7. Nix the aggressive realism talk. We get it. Older folks have seen a thing or two and don't want to waste time making old mistakes. Age breeds wisdom and such. Still, it's not fair to tell America's 20 year-olds that a single-payer system will "never, ever happen," that money will never fully get out of politics, that now is "not the time" to talk about a $15 an hour minimum wage. Young voters deserve a chance to be optimistic about reform, not only because millennials were the impetus behind some of the most rapid social change in history in the last few years, but because telling us things can't change condemns us to a lifetime of disappointment without giving us a chance to even try for something different. Clinton's hands are tied when it comes to certain issues because of her...shall we say...fundraising obligations, but she needs to find a way to explain her compromises away without insisting that voters can't dream. The young can afford to play the long game, and respecting that is going to be more effective than trying to bully angry, indebted, unemployed young people into voting on the basis of threats about the alternative.

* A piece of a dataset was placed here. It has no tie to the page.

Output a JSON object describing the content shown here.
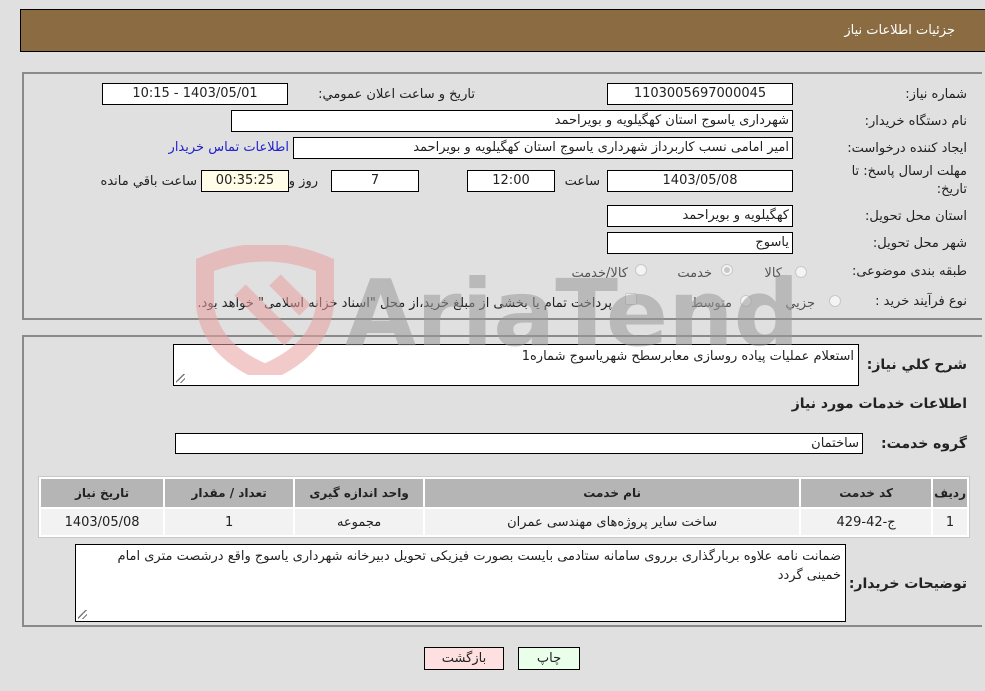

8. Acknowledge her differences with Obama. We get it, she's trying to cozy up to the popular current administration in an effort to earn back the African-American vote that abandoned her in 2008. Still, Clinton absolutely must stop trying to ding Sanders for disagreeing with Obama from time to time. People on the left disagree with Obama sometimes, and they want to hear that it's ok to feel that way. Young voters especially are not moved by obsessive and irrational party and establishment loyalties -- we came up in their heyday (the Bush years) and it wasn't so awesome.

9. Acknowledge some of the failings of the first Clinton presidency. Obviously Hillary doesn't want to throw her husband under the bus, but she went on record in support of a lot of unsuccessful and even damaging policy in the 90s. She didn't enact any of it personally - she wasn't serving in elected office at the time - but as a very public part of the first Clinton administration and especially that administration's communications efforts, she has some things to answer for. Many Clinton era "successes" have come back to bite the poor, the incarcerated, and, yes, women. Hillary claims she's "evolved" on trade, criminal justice reform, and financial regulation, but it would be great to see her go into specifics without having to be prompted by activists interrupting her and angry Twitter brigades. Young voters are products of the Clinton era, but they have some issues with the legacy of those years - Hillary seems to think that Bill's cult of personality extends to the young and it doesn't.

10. Release the damn transcripts. Even the New York Times is calling for this. It's never going to go away. What is in those corporate paid speeches that's worth this amount of speculation?

The Sanders "revolution" is not just about Sanders but about some of the left's long-buried and much revered ideas about democracy and equality. Some of these are ideas Clinton could embrace without straying too far from her neoliberal roots and some of them are things she should embrace now, before it's too late and we all wind up reliving a less sepia-tinged version of 1968.

Also, one final note to the Clinton hoards: In Sandersland, the job of generating loyalty and excitement belongs to the campaign, not the voters. As a result, Sandersland voters may not show up for a candidate just because the GOP is terrible and Trump is evil and Clinton is marginally better. As Clinton supporters you are absolutely welcomed to disagree with this approach, but at this stage it's worth considering how to work with the Sandersland mentality instead of trying to destroy it. His young voters bring a lot of energy and excitement in every campaign they touch, and they're a very useful source of grassroots action.

We know that we've said on the podcast that we'll never vote for Clinton, even if she's the nominee. We've documented why extensively. We challenge you to change our minds!